How do you describe your own art practice?
I work like a writer who doesn’t write. I try to make distant, sometimes dystopian, narratives coexist. It is a work of archiving, patience, and reconstruction.
Which question or theme is central in your work?
I am impulsive, repetitive, obsessive. I believe things start from there. I have never questioned what is central because what comes back does so despite myself. It’s like a neurosis.
What was your first experience with art?
An exhibition of Carol Rama in Turin. I grew up being told that I wasn’t good at using my hands to build anything. In that exhibition, I realised it didn’t matter at all.
What is your greatest source of inspiration?
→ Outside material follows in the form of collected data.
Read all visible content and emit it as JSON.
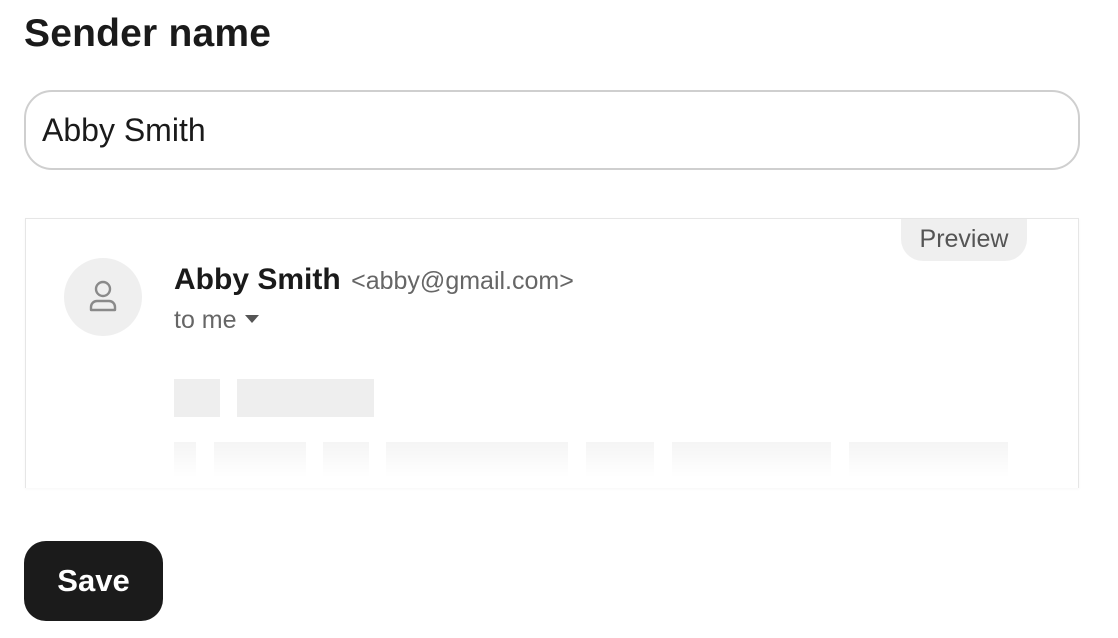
{
  "form": {
    "title": "Sender name",
    "name_input_value": "Abby Smith"
  },
  "preview": {
    "badge_label": "Preview",
    "avatar_icon": "person-icon",
    "sender_name": "Abby Smith",
    "sender_email": "<abby@gmail.com>",
    "recipient_label": "to me",
    "recipient_dropdown_icon": "caret-down-icon"
  },
  "actions": {
    "save_label": "Save"
  },
  "colors": {
    "primary_button": "#1b1b1b",
    "skeleton": "#eeeeee",
    "muted_text": "#666666"
  }
}
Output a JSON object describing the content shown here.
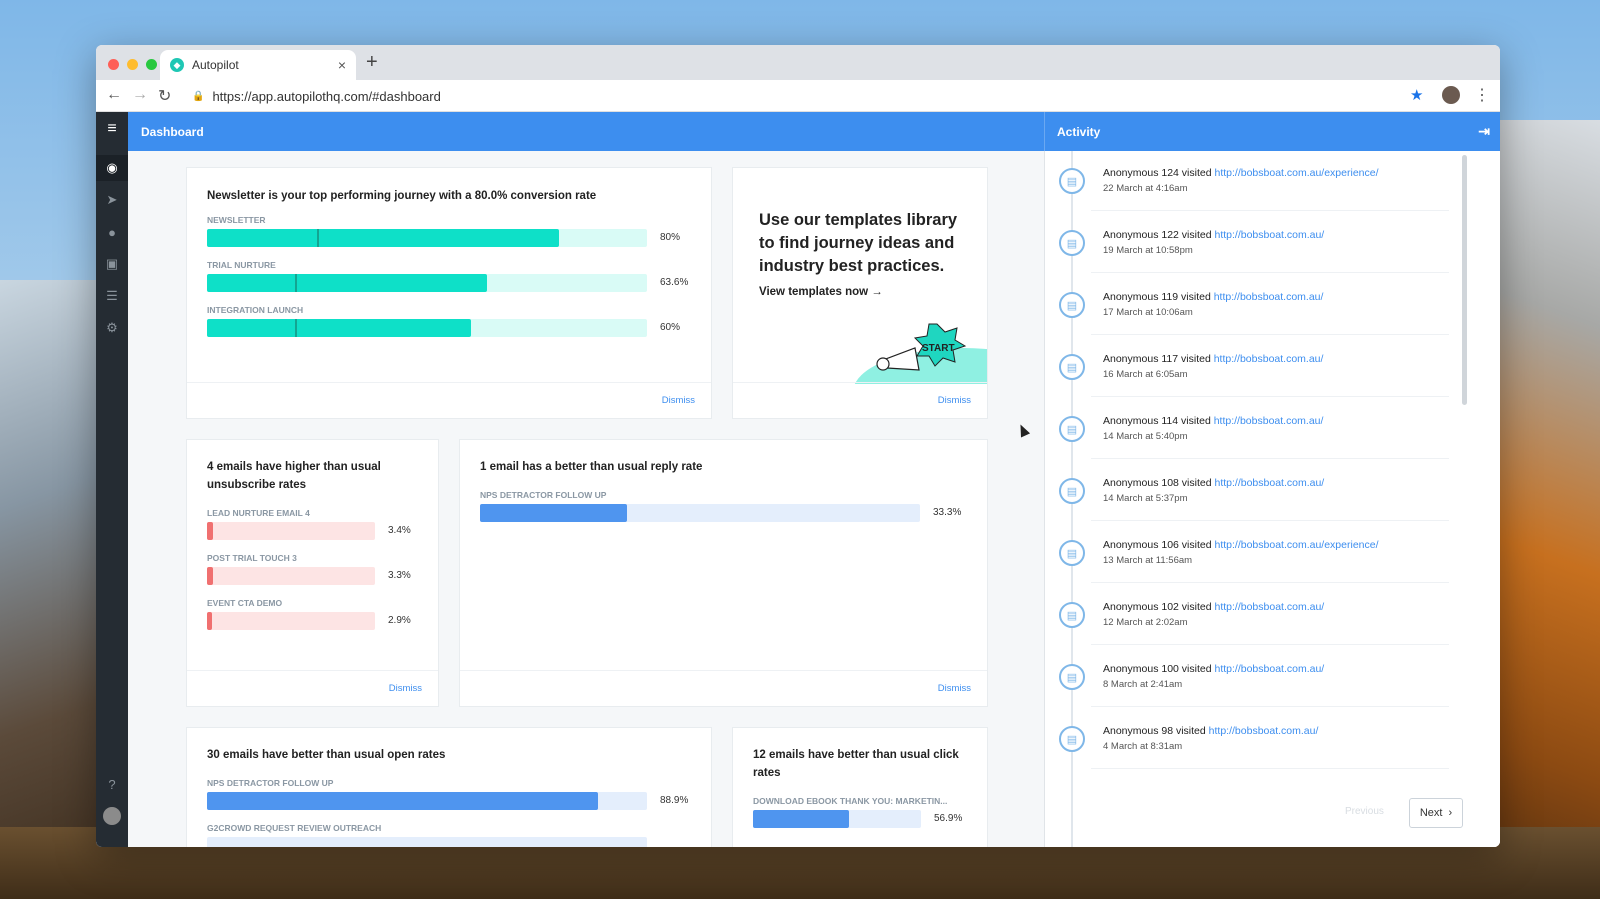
{
  "browser": {
    "tab_title": "Autopilot",
    "url": "https://app.autopilothq.com/#dashboard",
    "new_tab_label": "+",
    "tab_close": "×"
  },
  "header": {
    "dashboard_title": "Dashboard",
    "activity_title": "Activity"
  },
  "journey_card": {
    "title": "Newsletter is your top performing journey with a 80.0% conversion rate",
    "bars": [
      {
        "label": "NEWSLETTER",
        "value": 80,
        "pct": "80%"
      },
      {
        "label": "TRIAL NURTURE",
        "value": 63.6,
        "pct": "63.6%"
      },
      {
        "label": "INTEGRATION LAUNCH",
        "value": 60,
        "pct": "60%"
      }
    ],
    "dismiss": "Dismiss"
  },
  "promo_card": {
    "title": "Use our templates library to find journey ideas and industry best practices.",
    "link": "View templates now →",
    "sign_text": "START",
    "dismiss": "Dismiss"
  },
  "unsub_card": {
    "title": "4 emails have higher than usual unsubscribe rates",
    "bars": [
      {
        "label": "LEAD NURTURE EMAIL 4",
        "value": 3.4,
        "pct": "3.4%"
      },
      {
        "label": "POST TRIAL TOUCH 3",
        "value": 3.3,
        "pct": "3.3%"
      },
      {
        "label": "EVENT CTA DEMO",
        "value": 2.9,
        "pct": "2.9%"
      }
    ],
    "dismiss": "Dismiss"
  },
  "reply_card": {
    "title": "1 email has a better than usual reply rate",
    "bars": [
      {
        "label": "NPS DETRACTOR FOLLOW UP",
        "value": 33.3,
        "pct": "33.3%"
      }
    ],
    "dismiss": "Dismiss"
  },
  "open_card": {
    "title": "30 emails have better than usual open rates",
    "bars": [
      {
        "label": "NPS DETRACTOR FOLLOW UP",
        "value": 88.9,
        "pct": "88.9%"
      },
      {
        "label": "G2CROWD REQUEST REVIEW OUTREACH",
        "value": 0,
        "pct": ""
      }
    ]
  },
  "click_card": {
    "title": "12 emails have better than usual click rates",
    "bars": [
      {
        "label": "DOWNLOAD EBOOK THANK YOU: MARKETIN...",
        "value": 56.9,
        "pct": "56.9%"
      }
    ]
  },
  "activity": {
    "items": [
      {
        "who": "Anonymous 124 visited ",
        "link": "http://bobsboat.com.au/experience/",
        "time": "22 March at 4:16am"
      },
      {
        "who": "Anonymous 122 visited ",
        "link": "http://bobsboat.com.au/",
        "time": "19 March at 10:58pm"
      },
      {
        "who": "Anonymous 119 visited ",
        "link": "http://bobsboat.com.au/",
        "time": "17 March at 10:06am"
      },
      {
        "who": "Anonymous 117 visited ",
        "link": "http://bobsboat.com.au/",
        "time": "16 March at 6:05am"
      },
      {
        "who": "Anonymous 114 visited ",
        "link": "http://bobsboat.com.au/",
        "time": "14 March at 5:40pm"
      },
      {
        "who": "Anonymous 108 visited ",
        "link": "http://bobsboat.com.au/",
        "time": "14 March at 5:37pm"
      },
      {
        "who": "Anonymous 106 visited ",
        "link": "http://bobsboat.com.au/experience/",
        "time": "13 March at 11:56am"
      },
      {
        "who": "Anonymous 102 visited ",
        "link": "http://bobsboat.com.au/",
        "time": "12 March at 2:02am"
      },
      {
        "who": "Anonymous 100 visited ",
        "link": "http://bobsboat.com.au/",
        "time": "8 March at 2:41am"
      },
      {
        "who": "Anonymous 98 visited ",
        "link": "http://bobsboat.com.au/",
        "time": "4 March at 8:31am"
      }
    ],
    "prev_label": "Previous",
    "next_label": "Next"
  },
  "colors": {
    "accent": "#3d8eef",
    "teal_fill": "#0ee0c8",
    "teal_track": "#d9fbf6",
    "red_fill": "#f07070",
    "red_track": "#fde4e4",
    "blue_fill": "#4f95ef",
    "blue_track": "#e4eefc"
  }
}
I don’t have a particularly dreamlike approach; I’m interested in pragmatic things, and my studio looks like an office. However, I believe the way one leads their life can facilitate work. I am fascinated by the city and the neighbourhood I live in. The studio I share with Thomas Liu Le Lann is inside the Centre Commercial des Cygnes, an absurd place, stuck in time. There are shops without identity, where you can buy random stuff. There’s only one bar, called Lady B, frequented by people who read the Tribune de Genève and talk about how Geneva was better before.
What do you need in order to create your work?
I don’t need much, just an idea, whether good or bad, and a bit of patience.
What work or artist has most recently surprised you?
I would say the General Idea exhibition at the Gropius Bau.